Re: Link Connectivity Algorithim
by Anonymous Monk on Oct 30, 2006 at 11:22 UTC
    The danger of presenting your problem with a single example is that people waste time coming up with solutions that aren't going to work for you.

    What for instance is supposed to happen if %T1 contains 'b|d' => 'b|d' instead of 'c|d' => 'c|d'? Or is that not allowed? (In which case, the solution seems to be very easy).

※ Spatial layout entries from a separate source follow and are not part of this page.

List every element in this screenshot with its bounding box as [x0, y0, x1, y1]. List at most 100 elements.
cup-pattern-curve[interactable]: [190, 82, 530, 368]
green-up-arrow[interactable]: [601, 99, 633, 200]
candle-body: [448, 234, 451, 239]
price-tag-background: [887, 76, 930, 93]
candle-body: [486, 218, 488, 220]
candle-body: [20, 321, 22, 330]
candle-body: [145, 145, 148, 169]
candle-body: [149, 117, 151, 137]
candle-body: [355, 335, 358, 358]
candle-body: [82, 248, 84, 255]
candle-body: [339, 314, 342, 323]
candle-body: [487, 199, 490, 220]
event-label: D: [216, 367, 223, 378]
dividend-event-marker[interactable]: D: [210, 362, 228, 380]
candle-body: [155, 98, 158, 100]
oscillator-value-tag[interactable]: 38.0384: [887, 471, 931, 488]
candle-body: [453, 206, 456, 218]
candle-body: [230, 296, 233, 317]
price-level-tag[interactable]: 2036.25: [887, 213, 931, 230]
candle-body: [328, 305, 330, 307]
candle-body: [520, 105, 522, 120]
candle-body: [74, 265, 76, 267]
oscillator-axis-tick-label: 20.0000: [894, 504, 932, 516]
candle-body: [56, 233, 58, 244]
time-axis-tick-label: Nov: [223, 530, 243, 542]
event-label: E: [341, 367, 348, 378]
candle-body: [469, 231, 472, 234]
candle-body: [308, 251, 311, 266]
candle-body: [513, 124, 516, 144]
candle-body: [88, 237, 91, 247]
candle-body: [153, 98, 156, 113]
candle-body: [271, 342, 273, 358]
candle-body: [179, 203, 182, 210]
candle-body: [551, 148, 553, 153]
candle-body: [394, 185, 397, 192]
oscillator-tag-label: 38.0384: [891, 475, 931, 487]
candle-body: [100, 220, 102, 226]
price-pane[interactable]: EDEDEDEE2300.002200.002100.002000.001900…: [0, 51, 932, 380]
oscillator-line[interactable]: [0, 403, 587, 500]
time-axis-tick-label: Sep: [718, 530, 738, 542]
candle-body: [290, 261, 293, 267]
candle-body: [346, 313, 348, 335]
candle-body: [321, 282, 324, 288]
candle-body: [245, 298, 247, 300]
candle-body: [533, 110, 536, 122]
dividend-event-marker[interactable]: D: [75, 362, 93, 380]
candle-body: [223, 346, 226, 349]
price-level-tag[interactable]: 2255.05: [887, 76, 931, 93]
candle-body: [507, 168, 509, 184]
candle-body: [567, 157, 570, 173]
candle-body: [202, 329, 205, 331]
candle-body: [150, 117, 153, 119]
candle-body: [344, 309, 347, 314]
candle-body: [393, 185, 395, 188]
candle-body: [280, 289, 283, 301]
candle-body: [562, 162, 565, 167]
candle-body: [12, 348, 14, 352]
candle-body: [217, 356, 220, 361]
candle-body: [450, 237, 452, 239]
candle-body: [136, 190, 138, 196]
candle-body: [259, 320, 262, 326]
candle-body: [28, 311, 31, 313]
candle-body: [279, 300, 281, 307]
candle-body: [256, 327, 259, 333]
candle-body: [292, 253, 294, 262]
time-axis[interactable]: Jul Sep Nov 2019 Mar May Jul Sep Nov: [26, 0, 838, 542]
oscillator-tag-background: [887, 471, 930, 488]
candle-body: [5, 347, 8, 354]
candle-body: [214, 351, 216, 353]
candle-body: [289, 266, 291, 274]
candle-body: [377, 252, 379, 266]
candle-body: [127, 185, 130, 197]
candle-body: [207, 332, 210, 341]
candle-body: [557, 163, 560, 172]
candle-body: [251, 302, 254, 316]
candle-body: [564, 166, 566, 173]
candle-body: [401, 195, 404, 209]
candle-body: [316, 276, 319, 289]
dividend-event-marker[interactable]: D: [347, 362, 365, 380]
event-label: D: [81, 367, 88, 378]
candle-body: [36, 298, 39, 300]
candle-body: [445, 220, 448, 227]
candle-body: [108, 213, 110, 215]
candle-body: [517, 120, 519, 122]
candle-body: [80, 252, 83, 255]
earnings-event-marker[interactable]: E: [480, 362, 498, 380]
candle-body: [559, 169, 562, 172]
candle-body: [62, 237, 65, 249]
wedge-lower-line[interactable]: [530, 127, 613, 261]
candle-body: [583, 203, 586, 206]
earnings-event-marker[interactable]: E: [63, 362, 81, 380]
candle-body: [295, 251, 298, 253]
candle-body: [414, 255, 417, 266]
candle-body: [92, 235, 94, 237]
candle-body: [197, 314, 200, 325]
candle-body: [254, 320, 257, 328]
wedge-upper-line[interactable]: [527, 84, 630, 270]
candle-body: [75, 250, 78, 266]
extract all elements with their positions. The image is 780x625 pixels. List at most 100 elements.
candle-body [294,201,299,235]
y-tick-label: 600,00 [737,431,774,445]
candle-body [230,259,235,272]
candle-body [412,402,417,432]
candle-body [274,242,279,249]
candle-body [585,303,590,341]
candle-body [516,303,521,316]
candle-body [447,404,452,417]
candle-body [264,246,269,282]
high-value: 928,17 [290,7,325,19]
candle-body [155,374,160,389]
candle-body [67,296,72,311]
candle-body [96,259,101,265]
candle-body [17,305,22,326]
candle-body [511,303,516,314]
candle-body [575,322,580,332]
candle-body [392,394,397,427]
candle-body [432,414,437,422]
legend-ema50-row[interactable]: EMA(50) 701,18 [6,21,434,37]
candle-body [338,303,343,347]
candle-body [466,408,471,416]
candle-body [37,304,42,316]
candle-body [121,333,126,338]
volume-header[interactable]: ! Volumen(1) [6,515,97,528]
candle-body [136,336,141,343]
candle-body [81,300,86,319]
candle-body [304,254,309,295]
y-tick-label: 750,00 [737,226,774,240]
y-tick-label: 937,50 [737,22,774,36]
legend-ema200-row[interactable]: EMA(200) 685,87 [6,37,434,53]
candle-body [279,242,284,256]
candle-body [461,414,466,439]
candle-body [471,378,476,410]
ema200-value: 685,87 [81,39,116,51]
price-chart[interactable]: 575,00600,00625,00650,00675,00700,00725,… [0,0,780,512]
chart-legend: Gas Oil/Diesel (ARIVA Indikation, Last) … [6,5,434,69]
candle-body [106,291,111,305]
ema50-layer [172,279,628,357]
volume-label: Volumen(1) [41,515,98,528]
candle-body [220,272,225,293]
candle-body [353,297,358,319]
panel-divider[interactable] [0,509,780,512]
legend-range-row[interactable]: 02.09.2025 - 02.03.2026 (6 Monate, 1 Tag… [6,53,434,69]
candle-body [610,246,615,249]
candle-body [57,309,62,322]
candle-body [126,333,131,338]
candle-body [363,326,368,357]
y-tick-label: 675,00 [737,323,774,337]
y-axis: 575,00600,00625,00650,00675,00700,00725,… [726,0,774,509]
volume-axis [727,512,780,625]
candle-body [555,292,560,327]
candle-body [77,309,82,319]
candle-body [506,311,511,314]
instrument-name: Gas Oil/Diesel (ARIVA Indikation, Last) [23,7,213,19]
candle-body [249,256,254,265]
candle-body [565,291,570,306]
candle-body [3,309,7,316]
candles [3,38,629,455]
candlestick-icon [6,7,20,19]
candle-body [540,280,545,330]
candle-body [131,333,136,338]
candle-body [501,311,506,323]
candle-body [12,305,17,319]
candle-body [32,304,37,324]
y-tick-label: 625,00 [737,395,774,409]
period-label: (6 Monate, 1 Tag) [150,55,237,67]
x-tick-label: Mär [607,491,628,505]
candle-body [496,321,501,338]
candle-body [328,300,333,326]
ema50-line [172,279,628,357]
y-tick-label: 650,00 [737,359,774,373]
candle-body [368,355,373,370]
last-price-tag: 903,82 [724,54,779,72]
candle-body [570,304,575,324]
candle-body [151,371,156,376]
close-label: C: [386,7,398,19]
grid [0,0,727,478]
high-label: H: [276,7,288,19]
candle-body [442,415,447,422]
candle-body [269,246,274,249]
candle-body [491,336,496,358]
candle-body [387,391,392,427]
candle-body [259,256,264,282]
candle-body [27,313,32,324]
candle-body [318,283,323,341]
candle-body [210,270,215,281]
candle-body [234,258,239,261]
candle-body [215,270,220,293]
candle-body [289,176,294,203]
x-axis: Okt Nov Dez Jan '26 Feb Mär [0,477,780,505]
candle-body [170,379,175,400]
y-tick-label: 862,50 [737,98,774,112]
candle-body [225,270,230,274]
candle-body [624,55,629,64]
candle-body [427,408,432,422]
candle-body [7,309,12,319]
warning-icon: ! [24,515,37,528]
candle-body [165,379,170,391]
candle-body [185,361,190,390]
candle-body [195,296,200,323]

      Sorry this is my first post. To answer your question
      'b|d' => 'b|d'
      is not allowed
        So what *is* allowed? Can you have 'a|b' => 'b|c'? Can you have 'a|b' => 'b|a'? Can you have 'a|b|c' => 'x|y'? 'a|b' => 'x|y|z'? Be more specific on the constraints. (Your constraints will make the difference between a cubed, O(n log n) or a linear solution, so they are important).